Got that? Make fun of a climate scientist and be prepared to lawyer up.
Now before we proceed, we need not get into the science of global warming or climate change or whatever it’s being called this week, “Climategate” or Rand Simberg’s comments comparing Michael Mann to a fellow former Penn State employee Jerry Sandusky for “molested and tortured data.” Nor do we need to discuss the fact that Dr. Mann’s initial complaint had to be amended, reflecting the fact that while he originally declared himself in a legal document (and on Twitter per the below) as a Nobel laureate, he actually was not (speaking of misrepresentation).
IPCC certificate acknowledging me "contributing to award of the Nobel Peace Prize". Do they want my birth certif too? http://t.co/tWv8ZrnP
— Michael E. Mann (@MichaelEMann) October 25, 2012
And I do not intend to debate the merits of the case, however weak from a non-legalistic perspective I think Mann’s position may be, given that the couple of phrases that offended Mann look mild compared to the typical invectives hurled at people who stake out what Mann himself pejoratively calls the “climate denier” position; and however hard it is to believe that Mann has suffered at all, given that as he has argued as recently as two weeks ago in a “New York Times” article “the overwhelming consensus among climate scientists is that human-caused climate change is happening.”

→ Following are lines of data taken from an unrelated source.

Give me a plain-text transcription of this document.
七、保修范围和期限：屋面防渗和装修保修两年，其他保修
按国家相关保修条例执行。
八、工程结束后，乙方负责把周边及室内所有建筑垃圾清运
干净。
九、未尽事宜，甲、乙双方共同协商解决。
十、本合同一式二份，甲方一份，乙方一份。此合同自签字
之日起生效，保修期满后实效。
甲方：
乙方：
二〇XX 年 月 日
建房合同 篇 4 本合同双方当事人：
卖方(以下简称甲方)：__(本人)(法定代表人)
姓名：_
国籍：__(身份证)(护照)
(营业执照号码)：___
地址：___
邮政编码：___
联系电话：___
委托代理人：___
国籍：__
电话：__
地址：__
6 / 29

While all of these topics are ripe for discussion, and I urge you to research them yourselves, what really matters is the fact that Steyn, Simberg and the “National Review” were forced to defend themselves in a court of law in the first place.
The cruel irony of what happened to Maria Conchita Alonso this past week lies in the following: Here was a woman descended from Communist Cuba, who emigrated to the United States from Communist Venezuela, only to find herself a victim of the more insidious totalitarianism of a monolithic Leftist artistic establishment.
For those unfamiliar, Maria Conchita Alonso is a Cuban-born, Venezuelan-raised actress who had the temerity to endorse a conservative gubernatorial candidate in California. Even worse, in an interview she said she supported candidate Tim Donnelley’s views on immigration, using the term “illegal” to describe immigrants who were here…well…illegally.
The penalty for her thought crime? Alonso was compelled to “resign” from her role in a Spanish-Language version of the “Vagina Monologues” set to run in San Francisco’s Mission District in mid-February.
Eliana Lopez, the producer of the show, and herself a fellow Venezuelan actress, said “We really cannot have her in the show, unfortunately…Of course she has the right to say whatever she wants. But we’re in the middle of Mission. Doing what she is doing is against what we believe.”
Stated differently, here was a Hispanic woman telling another Hispanic woman that her views on Hispanic immigration were too odious to be given sanction by a role in a performance. Apparently not all wise Latina women are born equal.
Maria Conchita Alonso is just the latest in a series of victims of the Left’s fatwa against anyone who does not hew to the party line in recent years.